Wednesday, April 1, 2009

The most-overlooked tax deductions

1. State sales taxes.
Although all taxpayers have a shot at this write-off, it makes sense primarily for those who live in states that do not impose an income tax. You must choose between deducting state and local income taxes or state and local sales taxes. For most citizens of income-tax states, the income-tax deduction is a better deal.

IRS has tables that show how much residents of various states can deduct. But the tables aren't the last word. If you purchased a vehicle, boat or airplane, you get to add the state sales tax you paid to the amount shown in IRS tables for your state, to the extent the sales tax rate you paid doesn't exceed the state's general sales tax rate.

The same goes for home building materials you purchased. These items are easy to overlook, and these add-ons could make the sales-tax deduction a better deal even if you live in a state with an income tax. The IRS even has a calculator on its Web site to help you figure the deduction, which varies depending on the state where you live and your income level.

2. Reinvested dividends.
This isn't really a deduction, but it is a subtraction that can save you a bundle.

If, like most investors you have mutual fund dividends automatically invested in extra shares, remember that each reinvestment increases your "tax basis" in the fund. That, in turn, reduces the taxable capital gain (or increases the tax-saving loss) when you redeem shares. Forgetting to include the reinvested dividends in your basis -- which you subtract from the proceeds of sale to pinpoint your gain-means overpaying your tax.

3. Out-of-pocket charitable contributions. It's hard to overlook the big charitable
gifts made during the year, by check or payroll deduction (check your December pay stub). But the little things add up, too, and you can write off out-of-pocket costs incurred while doing good works.

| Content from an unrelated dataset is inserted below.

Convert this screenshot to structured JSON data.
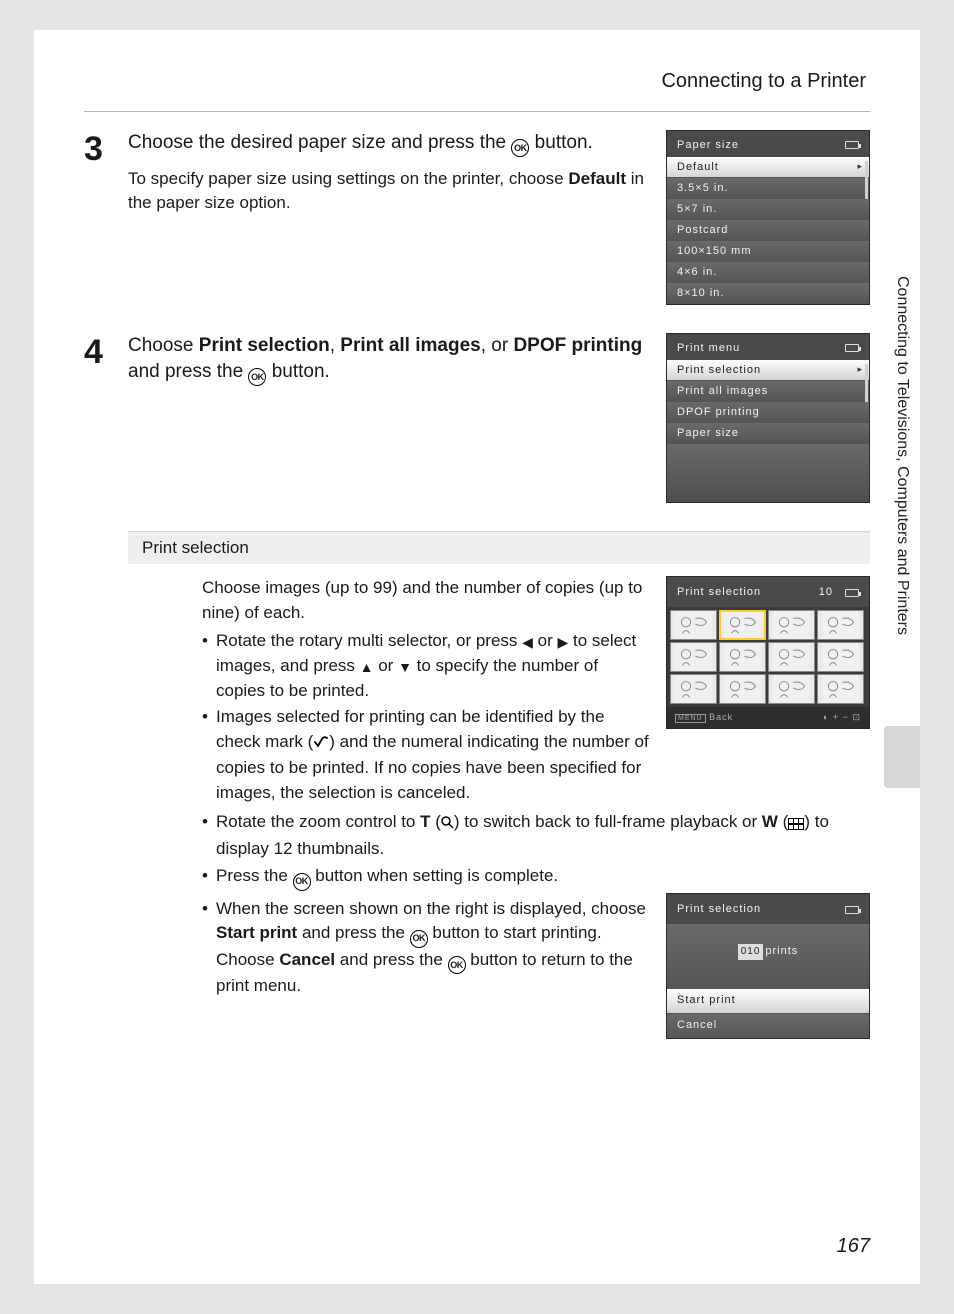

Ingredients for casseroles you prepare for a church or nonprofit organization's soup kitchen, for example, or the cost of stamps you buy for your school's fundraiser count as a charitable contribution. If you drove your car for charity in 2008, remember to deduct 14 cents per mile (or 35 cents a mile during the first half of the year and 41 cents per mile for driving during the last six months to aid victims of the floods and tornadoes in the Midwest).